Амина глянула на меня с любопытством, но, когда я протянул руку к ее ковру, взвизгнула так, что, наверное, было слышно в Кобылисах[228]. Я снова разнежил ее услаждающим почесыванием и взял на руки. Но стоило мне потянуться к белому сокровищу с птицами и «чинтамани», как Амина астматически захрипела и залаяла. «О, господи, вот скотина, — сокрушенно подумал я, — придется ее прикончить…»

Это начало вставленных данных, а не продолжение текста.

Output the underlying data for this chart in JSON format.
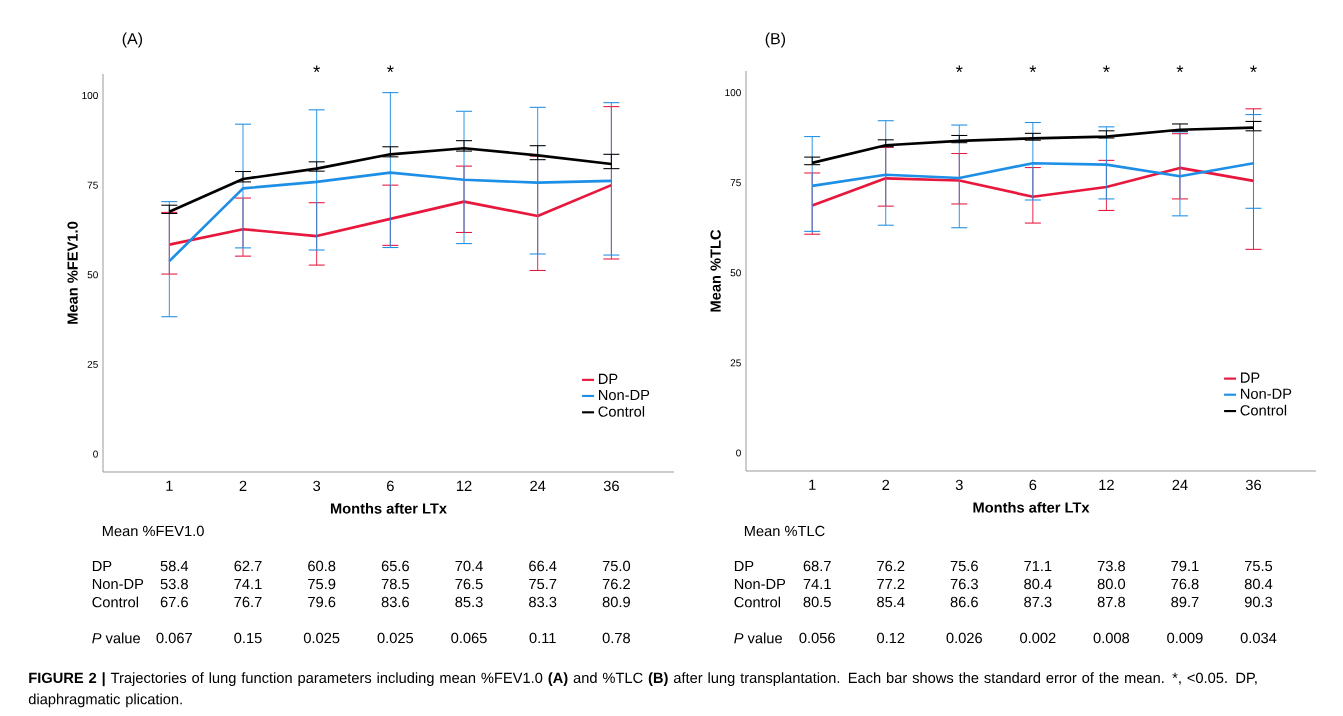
{
  "chart_data": [
    {
      "type": "line",
      "title": "(A)",
      "xlabel": "Months after LTx",
      "ylabel": "Mean %FEV1.0",
      "categories": [
        "1",
        "2",
        "3",
        "6",
        "12",
        "24",
        "36"
      ],
      "series": [
        {
          "name": "DP",
          "color": "#e8173c",
          "values": [
            58.4,
            62.7,
            60.8,
            65.6,
            70.4,
            66.4,
            75.0
          ],
          "value_labels": [
            "58.4",
            "62.7",
            "60.8",
            "65.6",
            "70.4",
            "66.4",
            "75.0"
          ],
          "errors": [
            [
              50.2,
              67.4
            ],
            [
              55.2,
              71.4
            ],
            [
              52.7,
              70.1
            ],
            [
              58.2,
              75.0
            ],
            [
              61.8,
              80.3
            ],
            [
              51.2,
              83.1
            ],
            [
              54.4,
              96.9
            ]
          ]
        },
        {
          "name": "Non-DP",
          "color": "#1e8fe6",
          "values": [
            53.8,
            74.1,
            75.9,
            78.5,
            76.5,
            75.7,
            76.2
          ],
          "value_labels": [
            "53.8",
            "74.1",
            "75.9",
            "78.5",
            "76.5",
            "75.7",
            "76.2"
          ],
          "errors": [
            [
              38.3,
              70.4
            ],
            [
              57.5,
              92.0
            ],
            [
              56.9,
              96.0
            ],
            [
              57.6,
              100.8
            ],
            [
              58.7,
              95.6
            ],
            [
              55.8,
              96.7
            ],
            [
              55.5,
              98.0
            ]
          ]
        },
        {
          "name": "Control",
          "color": "#000000",
          "values": [
            67.6,
            76.7,
            79.6,
            83.6,
            85.3,
            83.3,
            80.9
          ],
          "value_labels": [
            "67.6",
            "76.7",
            "79.6",
            "83.6",
            "85.3",
            "83.3",
            "80.9"
          ],
          "errors": [
            [
              67.1,
              69.4
            ],
            [
              75.9,
              78.8
            ],
            [
              78.9,
              81.5
            ],
            [
              82.9,
              85.7
            ],
            [
              84.5,
              87.4
            ],
            [
              82.1,
              86.0
            ],
            [
              79.6,
              83.6
            ]
          ]
        }
      ],
      "ylim": [
        -5,
        106
      ],
      "yticks": [
        0,
        25,
        50,
        75,
        100
      ],
      "grid": false,
      "legend": "bottom right",
      "annotations": [
        "*",
        "*",
        "*P* value",
        "0.067",
        "0.15",
        "0.025",
        "0.025",
        "0.065",
        "0.11",
        "0.78",
        "**FIGURE 2 |** Trajectories of lung function parameters including mean %FEV1.0 **(A)** and %TLC **(B)** after lung transplantation. Each bar shows the standard error of the mean. *, <0.05. DP, diaphragmatic plication."
      ]
    },
    {
      "type": "line",
      "title": "(B)",
      "xlabel": "Months after LTx",
      "ylabel": "Mean %TLC",
      "categories": [
        "1",
        "2",
        "3",
        "6",
        "12",
        "24",
        "36"
      ],
      "series": [
        {
          "name": "DP",
          "color": "#e8173c",
          "values": [
            68.7,
            76.2,
            75.6,
            71.1,
            73.8,
            79.1,
            75.5
          ],
          "value_labels": [
            "68.7",
            "76.2",
            "75.6",
            "71.1",
            "73.8",
            "79.1",
            "75.5"
          ],
          "errors": [
            [
              60.7,
              77.7
            ],
            [
              68.5,
              84.8
            ],
            [
              69.1,
              83.1
            ],
            [
              63.8,
              79.2
            ],
            [
              67.3,
              81.2
            ],
            [
              70.5,
              88.6
            ],
            [
              56.5,
              95.5
            ]
          ]
        },
        {
          "name": "Non-DP",
          "color": "#1e8fe6",
          "values": [
            74.1,
            77.2,
            76.3,
            80.4,
            80.0,
            76.8,
            80.4
          ],
          "value_labels": [
            "74.1",
            "77.2",
            "76.3",
            "80.4",
            "80.0",
            "76.8",
            "80.4"
          ],
          "errors": [
            [
              61.5,
              87.8
            ],
            [
              63.2,
              92.2
            ],
            [
              62.5,
              91.0
            ],
            [
              70.2,
              91.7
            ],
            [
              70.5,
              90.5
            ],
            [
              65.8,
              89.1
            ],
            [
              67.9,
              93.9
            ]
          ]
        },
        {
          "name": "Control",
          "color": "#000000",
          "values": [
            80.5,
            85.4,
            86.6,
            87.3,
            87.8,
            89.7,
            90.3
          ],
          "value_labels": [
            "80.5",
            "85.4",
            "86.6",
            "87.3",
            "87.8",
            "89.7",
            "90.3"
          ],
          "errors": [
            [
              80.0,
              82.1
            ],
            [
              85.0,
              86.9
            ],
            [
              86.1,
              88.1
            ],
            [
              86.8,
              88.7
            ],
            [
              87.4,
              89.4
            ],
            [
              89.3,
              91.3
            ],
            [
              89.4,
              92.0
            ]
          ]
        }
      ],
      "ylim": [
        -5,
        106
      ],
      "yticks": [
        0,
        25,
        50,
        75,
        100
      ],
      "grid": false,
      "legend": "bottom right",
      "annotations": [
        "*",
        "*",
        "*",
        "*",
        "*",
        "*P* value",
        "0.056",
        "0.12",
        "0.026",
        "0.002",
        "0.008",
        "0.009",
        "0.034"
      ]
    }
  ]
}
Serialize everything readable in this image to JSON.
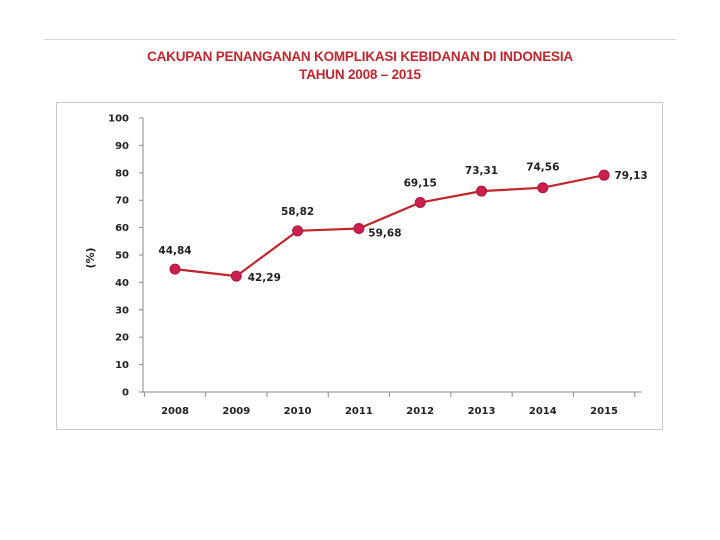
{
  "chart_data": {
    "type": "line",
    "title": "CAKUPAN PENANGANAN KOMPLIKASI KEBIDANAN DI INDONESIA",
    "subtitle": "TAHUN 2008 – 2015",
    "ylabel": "(%)",
    "xlabel": "",
    "categories": [
      "2008",
      "2009",
      "2010",
      "2011",
      "2012",
      "2013",
      "2014",
      "2015"
    ],
    "series": [
      {
        "values": [
          44.84,
          42.29,
          58.82,
          59.68,
          69.15,
          73.31,
          74.56,
          79.13
        ],
        "data_labels": [
          "44,84",
          "42,29",
          "58,82",
          "59,68",
          "69,15",
          "73,31",
          "74,56",
          "79,13"
        ],
        "color": "#c0262d",
        "marker_color": "#cc1f4f"
      }
    ],
    "ylim": [
      0,
      100
    ],
    "yticks": [
      0,
      10,
      20,
      30,
      40,
      50,
      60,
      70,
      80,
      90,
      100
    ],
    "grid": false,
    "legend": "none"
  }
}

Послушайте, я и сам этого не понимаю: гляжу на эту мерзкую, тучную, подлую собачонку, гляжу с величайшей ненавистью, какую когда-либо испытывал, а убить это чудовище не могу! У меня был с собой отличный нож, был брючный ремень, мне ничего не стоило зарезать или придушить Амину, но у меня не хватало духу. Я сидел рядом с ней на божественном ковре и чесал у нее за ухом. «Трус! — шептал я себе. — Одно или два движения — и все будет кончено. Ты оперировал стольких больных, ты видел, как люди умирали в страхе и боли, почему же ты не убиваешь собаку?!» Я скрипел зубами, чтобы придать себе отваги, но… не мог! И тут я заплакал, видно, от стыда. Амина заскулила и облизала мне лицо.